I have never cared much for listening to other people’s opinions about what they think I should or should not do. So, why then, would I want to read about those same opinions? After all, that’s what I think a blog basically is. If it were based on simple facts that said, “Hey, this is how you have to do it to make it work,” then it would be called a manual or a white paper.
Think about how many blog posts you read on any given day or week. Do you just read the posts or the comments as well? How much time do you spend on this each day/week?
I think people often make the mistake of interpreting blog opinions as fact and base their decisions on that. Much like the way politics work. (Don’t worry, I won’t get into politics here. We all know that politicians are good, honest people. Just read their blogs, they’ll tell you.) I just mean that when people hear things enough times (probably from the same source), they sometimes start to take on the same opinion. I have always found that getting to the facts and looking at multiple sources is a much better approach.
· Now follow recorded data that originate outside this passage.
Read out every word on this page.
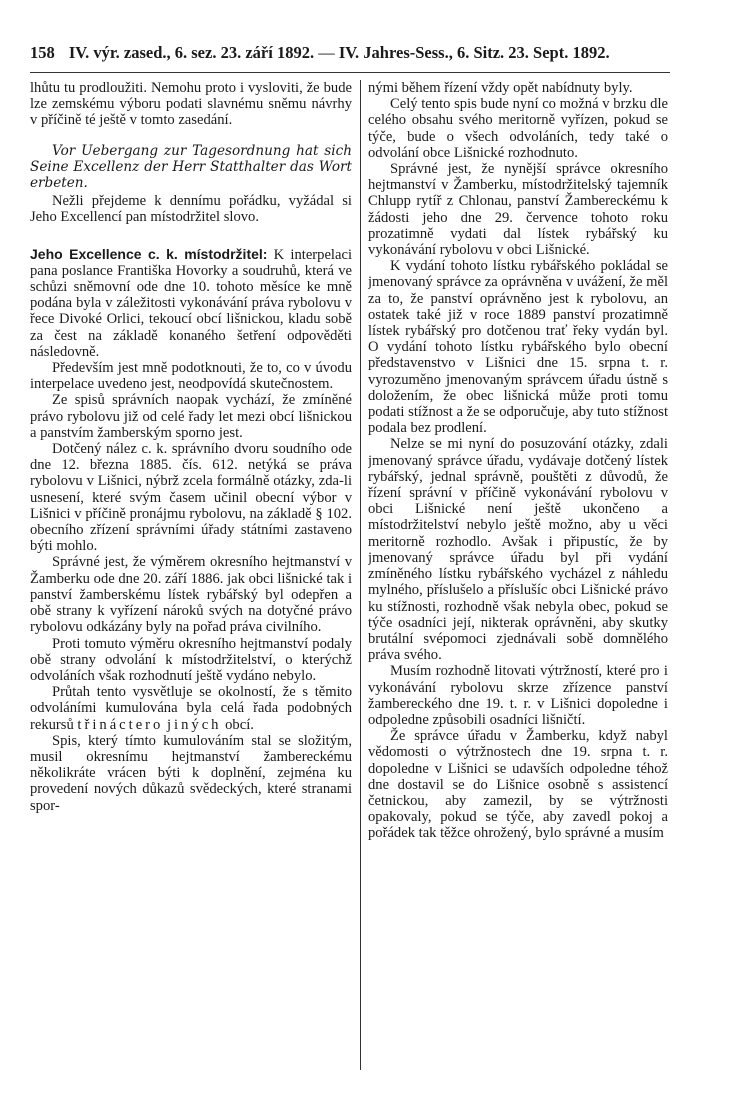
158 IV. výr. zased., 6. sez. 23. září 1892. — IV. Jahres-Sess., 6. Sitz. 23. Sept. 1892.

lhůtu tu prodloužiti. Nemohu proto i vysloviti, že bude lze zemskému výboru podati slavnému sněmu návrhy v příčině té ještě v tomto zasedání.

Vor Uebergang zur Tagesordnung hat sich Seine Excellenz der Herr Statthalter das Wort erbeten.

Nežli přejdeme k dennímu pořádku, vyžádal si Jeho Excellencí pan místodržitel slovo.

Jeho Excellence c. k. místodržitel: K interpelaci pana poslance Františka Hovorky a soudruhů, která ve schůzi sněmovní ode dne 10. tohoto měsíce ke mně podána byla v záležitosti vykonávání práva rybolovu v řece Divoké Orlici, tekoucí obcí lišnickou, kladu sobě za čest na základě konaného šetření odpověděti následovně.

Především jest mně podotknouti, že to, co v úvodu interpelace uvedeno jest, neodpovídá skutečnostem.

Ze spisů správních naopak vychází, že zmíněné právo rybolovu již od celé řady let mezi obcí lišnickou a panstvím žamberským sporno jest.

Dotčený nález c. k. správního dvoru soudního ode dne 12. března 1885. čís. 612. netýká se práva rybolovu v Lišnici, nýbrž zcela formálně otázky, zda-li usnesení, které svým časem učinil obecní výbor v Lišnici v příčině pronájmu rybolovu, na základě § 102. obecního zřízení správními úřady státními zastaveno býti mohlo.

Správné jest, že výměrem okresního hejtmanství v Žamberku ode dne 20. září 1886. jak obci lišnické tak i panství žamberskému lístek rybářský byl odepřen a obě strany k vyřízení nároků svých na dotyčné právo rybolovu odkázány byly na pořad práva civilního.

Proti tomuto výměru okresního hejtmanství podaly obě strany odvolání k místodržitelství, o kterýchž odvoláních však rozhodnutí ještě vydáno nebylo.

Průtah tento vysvětluje se okolností, že s těmito odvoláními kumulována byla celá řada podobných rekursů třináctero jiných obcí.

Spis, který tímto kumulováním stal se složitým, musil okresnímu hejtmanství žambereckému několikráte vrácen býti k doplnění, zejména ku provedení nových důkazů svědeckých, které stranami spor-

nými během řízení vždy opět nabídnuty byly.

Celý tento spis bude nyní co možná v brzku dle celého obsahu svého meritorně vyřízen, pokud se týče, bude o všech odvoláních, tedy také o odvolání obce Lišnické rozhodnuto.

Správné jest, že nynější správce okresního hejtmanství v Žamberku, místodržitelský tajemník Chlupp rytíř z Chlonau, panství Žambereckému k žádosti jeho dne 29. července tohoto roku prozatimně vydati dal lístek rybářský ku vykonávání rybolovu v obci Lišnické.

K vydání tohoto lístku rybářského pokládal se jmenovaný správce za oprávněna v uvážení, že měl za to, že panství oprávněno jest k rybolovu, an ostatek také již v roce 1889 panství prozatimně lístek rybářský pro dotčenou trať řeky vydán byl. O vydání tohoto lístku rybářského bylo obecní představenstvo v Lišnici dne 15. srpna t. r. vyrozuměno jmenovaným správcem úřadu ústně s doložením, že obec lišnická může proti tomu podati stížnost a že se odporučuje, aby tuto stížnost podala bez prodlení.

Nelze se mi nyní do posuzování otázky, zdali jmenovaný správce úřadu, vydávaje dotčený lístek rybářský, jednal správně, pouštěti z důvodů, že řízení správní v příčině vykonávání rybolovu v obci Lišnické není ještě ukončeno a místodržitelství nebylo ještě možno, aby u věci meritorně rozhodlo. Avšak i připustíc, že by jmenovaný správce úřadu byl při vydání zmíněného lístku rybářského vycházel z náhledu mylného, příslušelo a příslušíc obci Lišnické právo ku stížnosti, rozhodně však nebyla obec, pokud se týče osadníci její, nikterak oprávněni, aby skutky brutální svépomoci zjednávali sobě domnělého práva svého.

Musím rozhodně litovati výtržností, které pro i vykonávání rybolovu skrze zřízence panství žambereckého dne 19. t. r. v Lišnici dopoledne i odpoledne způsobili osadníci lišničtí.

Že správce úřadu v Žamberku, když nabyl vědomosti o výtržnostech dne 19. srpna t. r. dopoledne v Lišnici se udavších odpoledne téhož dne dostavil se do Lišnice osobně s assistencí četnickou, aby zamezil, by se výtržnosti opakovaly, pokud se týče, aby zavedl pokoj a pořádek tak těžce ohrožený, bylo správné a musím
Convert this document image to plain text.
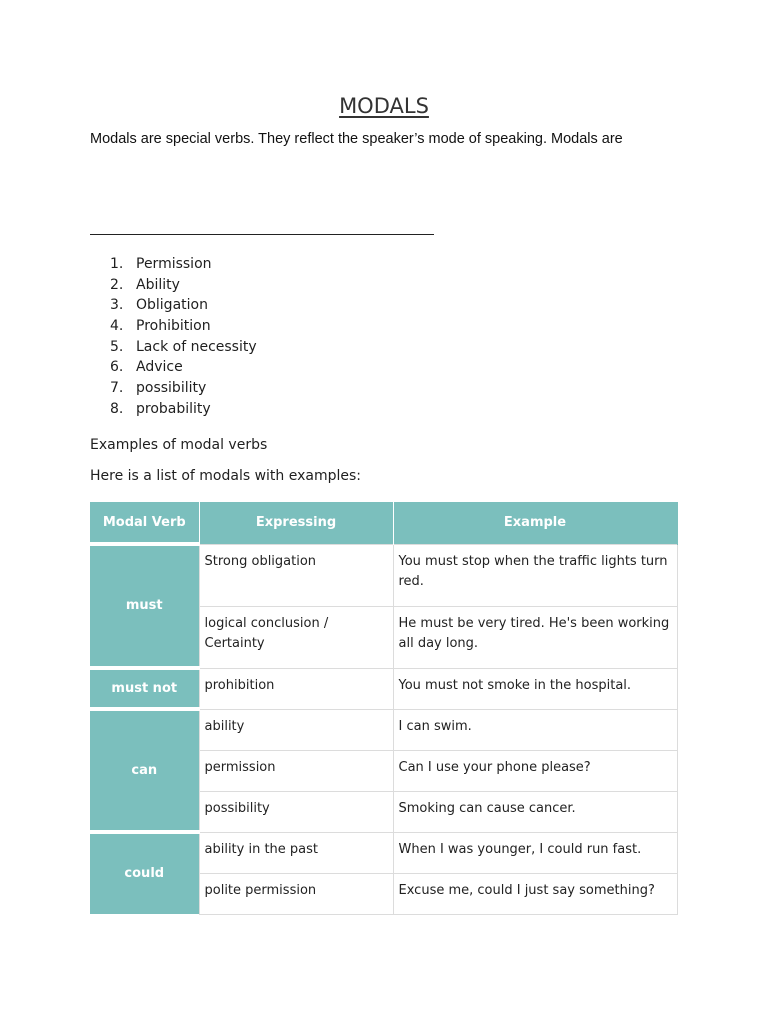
MODALS
Modals are special verbs. They reflect the speaker’s mode of speaking. Modals are
1. Permission
2. Ability
3. Obligation
4. Prohibition
5. Lack of necessity
6. Advice
7. possibility
8. probability

Examples of modal verbs

Here is a list of modals with examples:

Modal Verb	Expressing	Example
must	Strong obligation	You must stop when the traffic lights turn red.
	logical conclusion / Certainty	He must be very tired. He's been working all day long.
must not	prohibition	You must not smoke in the hospital.
can	ability	I can swim.
	permission	Can I use your phone please?
	possibility	Smoking can cause cancer.
could	ability in the past	When I was younger, I could run fast.
	polite permission	Excuse me, could I just say something?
In my opinion, the best online communications tool out there is a forum. Forums allow users of a certain product or service to voice their success/failures with said product or service. You will find that company representatives will often comment on the topic as well. I know when I am looking to purchase new software or hardware, the forums play a big part for me.
I know that my opinion of blogs doesn’t mean much. I just want to get you to think a little bit about what you’re reading and who it’s coming from. Look around a bit and see if that blog author’s opinion is backed up with facts from different sources. After all, in this age of information you have the power, and the diversity of selection, to choose what you want to believe.